Infrastructure Commission: QLDC needs to "vastly" increase high density housing plan

by Lauren Pattemore - Oct 19, 2023

Te Waihanga New Zealand Infrastructure Commission has criticised QLDC's urban intensification plan, saying it is "unlikely to result in any meaningful intensification over the next ten years".

In its submission it estimates the plan will only result in an extra 31 - 149 houses to be built over 10 years, which "will have no impact on housing availability and affordability", the submission says.

Although the current urban intensification plan has copped backlash locally for its proposed increase to building heights, Te Waihanga says in its submission authored by general manager Geoff Cooper, that the changes to height restrictions are "only minor" and have not gone far enough to increase housing supply.

In the current proposal, buildings in high-density areas can be 16.5metres high, up from 11 metres. Medium-density zoned areas will be allowed to have buildings eight to 11 metres in height, and lower-density zones will allowed up to eight metres.

In the submission to QLDC, Te Waihanga recommends that the council should be looking out for opportunities to "vastly upzone" Queenstown.

It says the proposed upzoned areas will be unattractive for the development required to increase housing supply because it covers land that is already capitalised, comprises a high proportion of small lot sizes and includes a provision to increase lot sizes.

In its submission, Te Waihanga says that "well-designed" intensification policies can improve housing affordability in an area as well as amenity and environmental benefits, agreeing overall with the intent of the policy, and believes Queenstown Lakes needs to improve its affordability.

"New Zealand has among the least affordable housing globally.
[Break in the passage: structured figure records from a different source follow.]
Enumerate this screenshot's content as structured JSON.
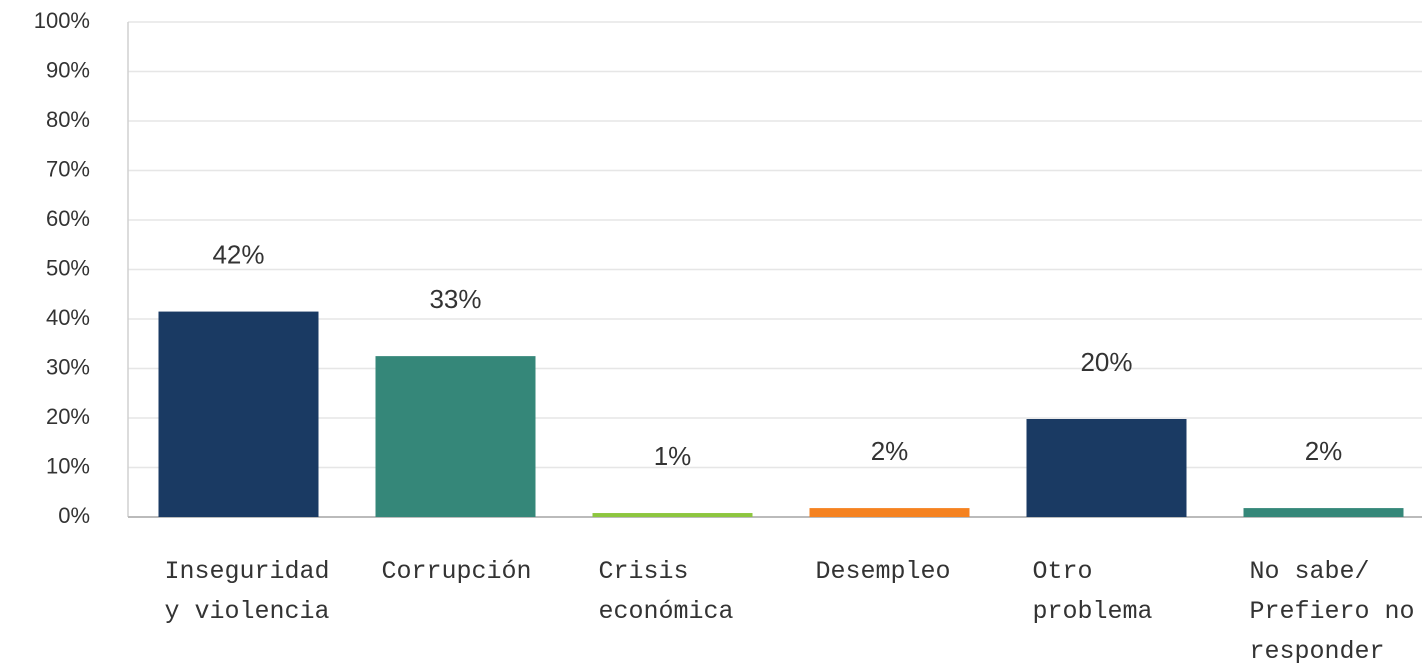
{
  "chart_data": {
    "type": "bar",
    "categories": [
      "Inseguridad y violencia",
      "Corrupción",
      "Crisis económica",
      "Desempleo",
      "Otro problema",
      "No sabe/ Prefiero no responder"
    ],
    "values": [
      41.5,
      32.5,
      0.8,
      1.8,
      19.8,
      1.8
    ],
    "value_labels": [
      "42%",
      "33%",
      "1%",
      "2%",
      "20%",
      "2%"
    ],
    "colors": [
      "#1a3a63",
      "#358779",
      "#8dc63f",
      "#f58220",
      "#1a3a63",
      "#358779"
    ],
    "ylim": [
      0,
      100
    ],
    "yticks": [
      {
        "value": 0,
        "label": "0%"
      },
      {
        "value": 10,
        "label": "10%"
      },
      {
        "value": 20,
        "label": "20%"
      },
      {
        "value": 30,
        "label": "30%"
      },
      {
        "value": 40,
        "label": "40%"
      },
      {
        "value": 50,
        "label": "50%"
      },
      {
        "value": 60,
        "label": "60%"
      },
      {
        "value": 70,
        "label": "70%"
      },
      {
        "value": 80,
        "label": "80%"
      },
      {
        "value": 90,
        "label": "90%"
      },
      {
        "value": 100,
        "label": "100%"
      }
    ],
    "grid": true
  }
}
Queenstown is an extreme outlier, even within the New Zealand market, with a house price to income ratio almost double that of the New Zealand average," the submission says.

House prices in Queenstown are also "substantially above" construction costs, with Te Waihanga calculations showing property sale value is three times more than it costs to build.

The infrastructure commission says land use is constrained in Queenstown, and this "regulatory stringency" is pushing up the price-to-cost margins.

Te Waihanga says that insufficient housing supply in Queenstown may be "displacing urban growth" to places like Cromwell, and leading to transport emissions being increased.

It quotes QLDC's Biodiversity Plan targets, saying that by 2023, the local council hopes to reduce its greenhouse gas emissions by 44 percent.

"With this in mind, QLDC needs to consider what degree of urban intensification will be sufficient to materially reduce the per-unit emissions associated with housing."

Although the infrastructure commission very rarely involves itself in local government district plans, the "national significance" of this plan prompted Te Waihanga to author a submission.

Overall, the council's urban intensification plan had over 1,000 submission from people over the district - and beyond.

It says that the "least regrets" approach would be best, and Te Waihanga recommends providing enough housing for at least double, if not triple, Queenstown's current population.

Queenstown's rapid growth is the motivator for this recommendation.

From 1996 to 2020 the town had the biggest annual growth rate in New Zealand, averaging 5.3 percent, more than double Tauranga, the country's second largest growing city.

It also recommends further increasing housing development opportunities in highly capitalised areas - areas that have good access to infrastructure.

"The existing incremental approach to intensification is likely to result in a very slow path to urban intensification if it happens at all," the submission says.

Otherwise, it will create long-term urban sprawl, Te Waihanga suggests, quoting a recently completed New South Wales study that found sprawl leads to higher taxes, rates, increased debt and poorer quality of life.